Why Should you Get Tested for HIV

Recent studies conducted by many experts have revealed that over 200,000 American citizens are HIV positive, but only a few of them know that they are suffering from this dangerous illness. This means that a number of HIV infected persons may be spreading the disease without their knowledge.

Making HIV testing a routine process will certainly solve this issue. This is the reason why many health care providers and medical practitioners advise people to undergo an HIV testing. If you doubt that you have fallen prey to this severe illness, then you should immediately undergo a test and take the necessary precautions. Besides, taking an early HIV test helps to diagnose the issue at an early stage (that is, before HIV gets transformed it to full blown AIDS), which will make sure that you don’t spread the disease to your loved ones or to anyone else.

Many health care centers are determined to stop the spread of this disease by making HIV testing a lot more accessible to people of every race, sexual orientation, and age. In fact, testing for HIV has become a lot more convenient and faster over the last few years and there are plenty of options available to you currently.

The Different Tests for HIV

When HIV affects someone, their immune system develops antibodies to fight and overcome the infection. Most of the HIV tests that you find today actually test for HIV antibodies. If the tests reveal that there are HIV antibodies on his/her immune system, then we can conclude that the person is HIV infected.

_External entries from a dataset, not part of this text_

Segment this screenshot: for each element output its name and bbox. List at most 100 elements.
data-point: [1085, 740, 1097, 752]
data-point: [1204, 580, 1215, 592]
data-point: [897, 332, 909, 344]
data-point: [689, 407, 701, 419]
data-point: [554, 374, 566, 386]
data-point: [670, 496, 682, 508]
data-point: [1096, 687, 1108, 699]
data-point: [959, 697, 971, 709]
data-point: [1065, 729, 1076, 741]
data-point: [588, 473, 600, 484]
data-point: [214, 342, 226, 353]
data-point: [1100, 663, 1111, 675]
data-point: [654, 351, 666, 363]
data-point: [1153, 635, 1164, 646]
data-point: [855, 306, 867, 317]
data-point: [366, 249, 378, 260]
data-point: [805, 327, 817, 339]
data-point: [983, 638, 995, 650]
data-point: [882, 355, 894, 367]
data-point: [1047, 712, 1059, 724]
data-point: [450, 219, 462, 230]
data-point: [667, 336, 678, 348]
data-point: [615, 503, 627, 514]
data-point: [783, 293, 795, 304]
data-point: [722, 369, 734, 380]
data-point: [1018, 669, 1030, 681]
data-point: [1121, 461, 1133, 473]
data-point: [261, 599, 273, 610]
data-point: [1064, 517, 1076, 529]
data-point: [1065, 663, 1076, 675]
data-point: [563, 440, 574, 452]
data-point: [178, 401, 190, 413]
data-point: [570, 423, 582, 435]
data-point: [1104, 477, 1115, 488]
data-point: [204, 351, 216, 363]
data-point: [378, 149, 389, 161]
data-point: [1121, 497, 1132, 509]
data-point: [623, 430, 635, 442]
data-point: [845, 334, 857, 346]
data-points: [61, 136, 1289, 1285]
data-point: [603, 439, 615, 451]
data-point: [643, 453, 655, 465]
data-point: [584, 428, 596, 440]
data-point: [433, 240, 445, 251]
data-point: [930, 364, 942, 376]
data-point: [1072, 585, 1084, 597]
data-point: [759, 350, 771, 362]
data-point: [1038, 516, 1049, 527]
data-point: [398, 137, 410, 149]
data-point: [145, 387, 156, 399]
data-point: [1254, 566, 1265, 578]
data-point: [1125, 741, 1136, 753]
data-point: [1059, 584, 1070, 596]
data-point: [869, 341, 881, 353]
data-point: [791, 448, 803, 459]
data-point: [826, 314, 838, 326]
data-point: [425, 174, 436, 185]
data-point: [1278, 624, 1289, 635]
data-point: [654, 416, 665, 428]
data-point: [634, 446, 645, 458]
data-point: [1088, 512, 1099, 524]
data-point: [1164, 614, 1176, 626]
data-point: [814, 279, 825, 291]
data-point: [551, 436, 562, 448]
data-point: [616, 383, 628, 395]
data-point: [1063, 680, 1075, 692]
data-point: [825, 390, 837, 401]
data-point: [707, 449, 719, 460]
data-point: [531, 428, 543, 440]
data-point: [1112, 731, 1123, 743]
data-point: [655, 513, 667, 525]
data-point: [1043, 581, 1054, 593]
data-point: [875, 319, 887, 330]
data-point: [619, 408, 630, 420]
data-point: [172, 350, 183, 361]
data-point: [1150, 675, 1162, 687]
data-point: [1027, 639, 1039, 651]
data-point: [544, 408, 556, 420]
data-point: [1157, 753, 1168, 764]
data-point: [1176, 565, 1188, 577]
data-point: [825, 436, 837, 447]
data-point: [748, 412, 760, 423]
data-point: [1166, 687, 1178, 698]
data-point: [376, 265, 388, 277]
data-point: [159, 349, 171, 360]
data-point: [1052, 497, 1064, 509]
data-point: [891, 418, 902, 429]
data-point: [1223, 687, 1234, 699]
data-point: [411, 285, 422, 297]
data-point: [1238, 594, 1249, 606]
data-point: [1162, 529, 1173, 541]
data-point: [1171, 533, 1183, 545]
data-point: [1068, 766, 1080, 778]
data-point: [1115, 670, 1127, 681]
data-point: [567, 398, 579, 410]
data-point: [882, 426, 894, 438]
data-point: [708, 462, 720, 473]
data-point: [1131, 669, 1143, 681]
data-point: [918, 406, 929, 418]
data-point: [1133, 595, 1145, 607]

On the other hand, there is another HIV test, that is capable of detecting the HIV virus itself, and it is commonly known as RNA test. It is significant to not that RNA testing are much less common and they are a lot more expensive when compared to other HIV tests. However, RNA testing is capable of detecting HIV much earlier than all other antibody tests.

Other HIV tests available to you include oral swab and blood tests for diagnosing HIV infection. There are also urine tests for HIV, although health care providers and medical practitioners rarely use them. No matter what the test is, the procedure and results will be kept confidential and revealed only to the person, or as requested by him/her.